There are a couple of problems with the implementation you made.
Firstly, you are checking whether there is no list for a given key in a non-thread-safe way. It can entirely happen that two threads can execute if (testMap.get(id) == null)
before any of them puts the key. This will not cause the key to be overriden per se.
However, both lists are generated, and since you're adding elements to those lists in the unsafe if
block prior to the setting of the key, what elements wind up in the actual key->value mapping is anyone's guess.
Also, there's absolutely no need for this:
testMap.put(id,testMap.get(id).add("Append Value"));
The list instance is already in the map in this case, you just need to get
it and add the value.

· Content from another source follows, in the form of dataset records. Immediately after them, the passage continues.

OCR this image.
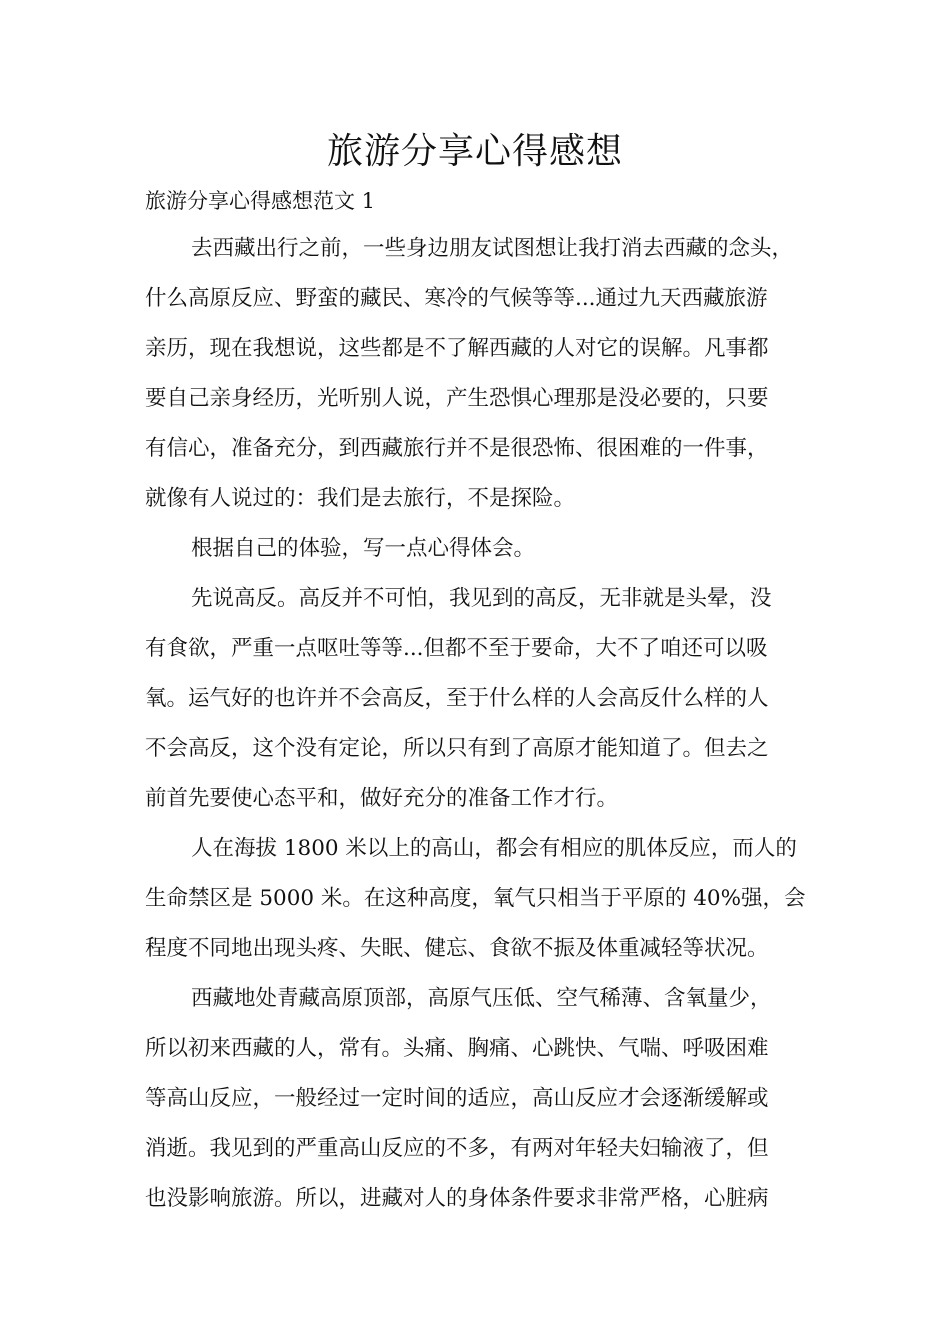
旅游分享心得感想

旅游分享心得感想范文 1

去西藏出行之前，一些身边朋友试图想让我打消去西藏的念头，

什么高原反应、野蛮的藏民、寒冷的气候等等...通过九天西藏旅游

亲历，现在我想说，这些都是不了解西藏的人对它的误解。凡事都

要自己亲身经历，光听别人说，产生恐惧心理那是没必要的，只要

有信心，准备充分，到西藏旅行并不是很恐怖、很困难的一件事，

就像有人说过的：我们是去旅行，不是探险。

根据自己的体验，写一点心得体会。

先说高反。高反并不可怕，我见到的高反，无非就是头晕，没

有食欲，严重一点呕吐等等...但都不至于要命，大不了咱还可以吸

氧。运气好的也许并不会高反，至于什么样的人会高反什么样的人

不会高反，这个没有定论，所以只有到了高原才能知道了。但去之

前首先要使心态平和，做好充分的准备工作才行。

人在海拔 1800 米以上的高山，都会有相应的肌体反应，而人的

生命禁区是 5000 米。在这种高度，氧气只相当于平原的 40%强，会

程度不同地出现头疼、失眠、健忘、食欲不振及体重减轻等状况。

西藏地处青藏高原顶部，高原气压低、空气稀薄、含氧量少，

所以初来西藏的人，常有。头痛、胸痛、心跳快、气喘、呼吸困难

等高山反应，一般经过一定时间的适应，高山反应才会逐渐缓解或

消逝。我见到的严重高山反应的不多，有两对年轻夫妇输液了，但

也没影响旅游。所以，进藏对人的身体条件要求非常严格，心脏病
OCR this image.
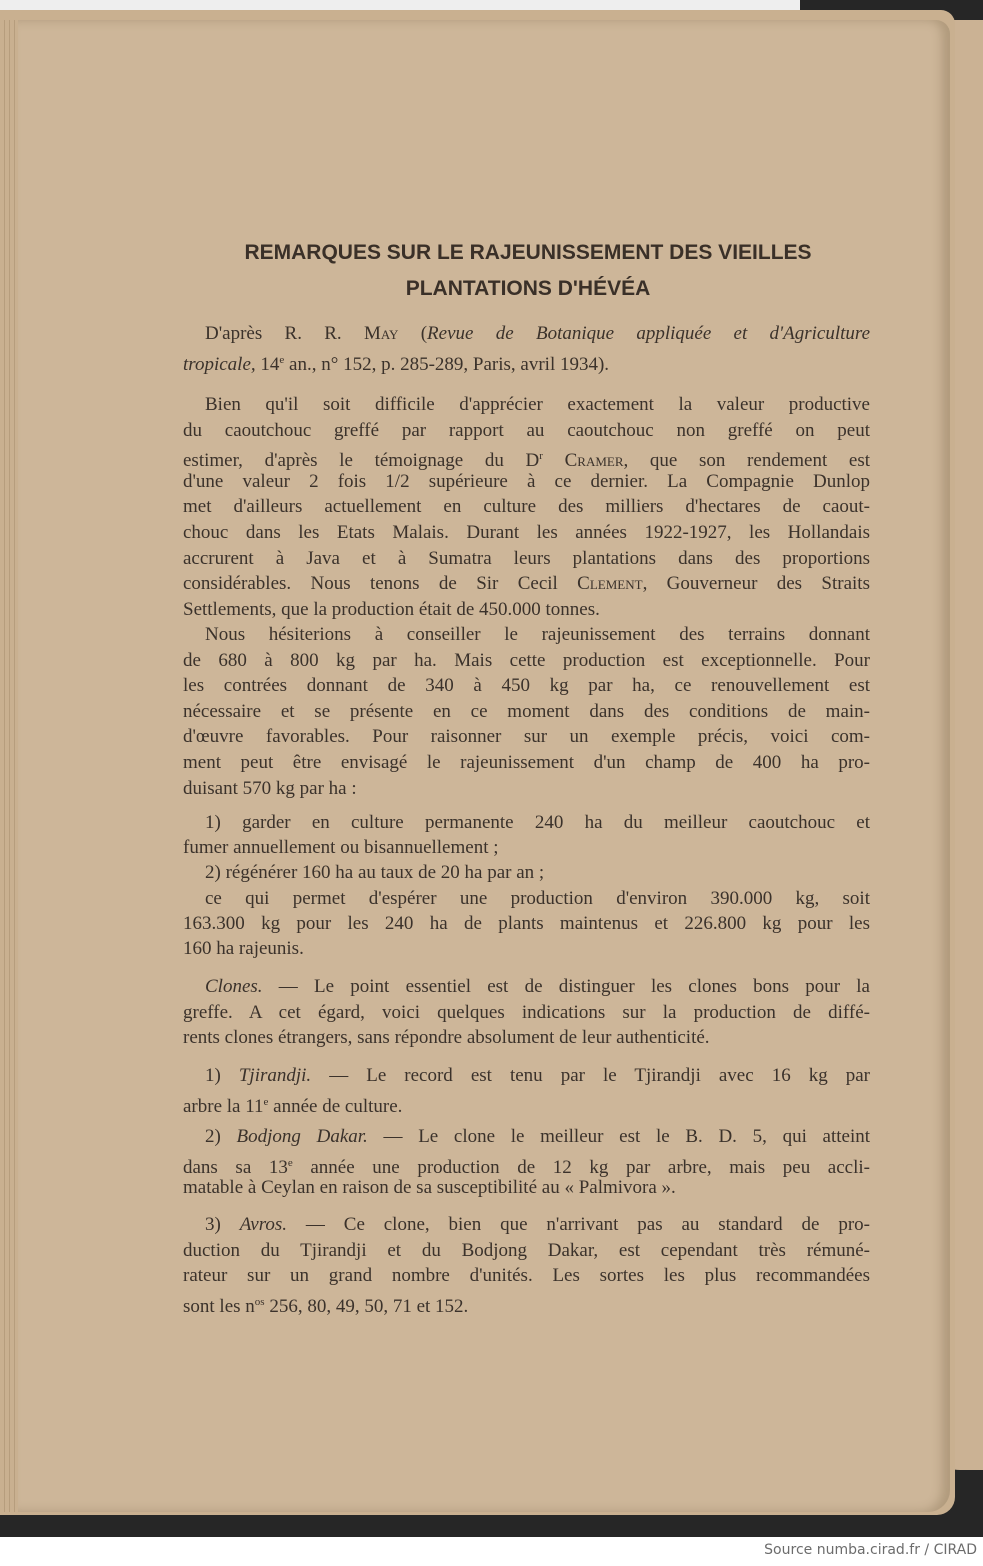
REMARQUES SUR LE RAJEUNISSEMENT DES VIEILLES
PLANTATIONS D'HÉVÉA
D'après R. R. May (Revue de Botanique appliquée et d'Agriculture
tropicale, 14e an., n° 152, p. 285-289, Paris, avril 1934).
Bien qu'il soit difficile d'apprécier exactement la valeur productive
du caoutchouc greffé par rapport au caoutchouc non greffé on peut
estimer, d'après le témoignage du $D^r$ Cramer, que son rendement est
d'une valeur 2 fois 1/2 supérieure à ce dernier. La Compagnie Dunlop
met d'ailleurs actuellement en culture des milliers d'hectares de caout-
chouc dans les Etats Malais. Durant les années 1922-1927, les Hollandais
accrurent à Java et à Sumatra leurs plantations dans des proportions
considérables. Nous tenons de Sir Cecil Clement, Gouverneur des Straits
Settlements, que la production était de 450.000 tonnes.
Nous hésiterions à conseiller le rajeunissement des terrains donnant
de 680 à 800 kg par ha. Mais cette production est exceptionnelle. Pour
les contrées donnant de 340 à 450 kg par ha, ce renouvellement est
nécessaire et se présente en ce moment dans des conditions de main-
d'œuvre favorables. Pour raisonner sur un exemple précis, voici com-
ment peut être envisagé le rajeunissement d'un champ de 400 ha pro-
duisant 570 kg par ha :
1) garder en culture permanente 240 ha du meilleur caoutchouc et
fumer annuellement ou bisannuellement ;
2) régénérer 160 ha au taux de 20 ha par an ;
ce qui permet d'espérer une production d'environ 390.000 kg, soit
163.300 kg pour les 240 ha de plants maintenus et 226.800 kg pour les
160 ha rajeunis.
Clones. — Le point essentiel est de distinguer les clones bons pour la
greffe. A cet égard, voici quelques indications sur la production de diffé-
rents clones étrangers, sans répondre absolument de leur authenticité.
1) Tjirandji. — Le record est tenu par le Tjirandji avec 16 kg par
arbre la 11e année de culture.
2) Bodjong Dakar. — Le clone le meilleur est le B. D. 5, qui atteint
dans sa 13e année une production de 12 kg par arbre, mais peu accli-
matable à Ceylan en raison de sa susceptibilité au « Palmivora ».
3) Avros. — Ce clone, bien que n'arrivant pas au standard de pro-
duction du Tjirandji et du Bodjong Dakar, est cependant très rémuné-
rateur sur un grand nombre d'unités. Les sortes les plus recommandées
sont les $n^{os}$ 256, 80, 49, 50, 71 et 152.
Source numba.cirad.fr / CIRAD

Note that this may also mess up your previous key assignment!
The second, potential problem is that you're using a CopyOnWriteList
which creates a new backing array on adding new elements. Two consequences here:
- it's expensive if there are a lot of additions.
- since the
add
operation is synchronized (through a ReentrantLock
), but get
isn't, you may get different list contents in different threads for a short time (the list is eventually consistent for addition, however). This is actually by design - CopyOnWriteArrayList
is geared towards hi-read/lo-write operations.
You've got at least two ways out here:
- conduct
put
operations in a thread-safe manner, i.e.
- use only
putIfAbsent
.
- don't add any values to the local copy of the list, just the one you take from
get
.
- if you need absolute instead of eventual consistency, don't use a
CopyOnWriteArrayList
at all. Use a normal list with "manual" synchronization instead. You can use e.g. Guava's Multimap's, such as this one, with a synchronization wrapper to save you the trouble (the Javadoc explains how).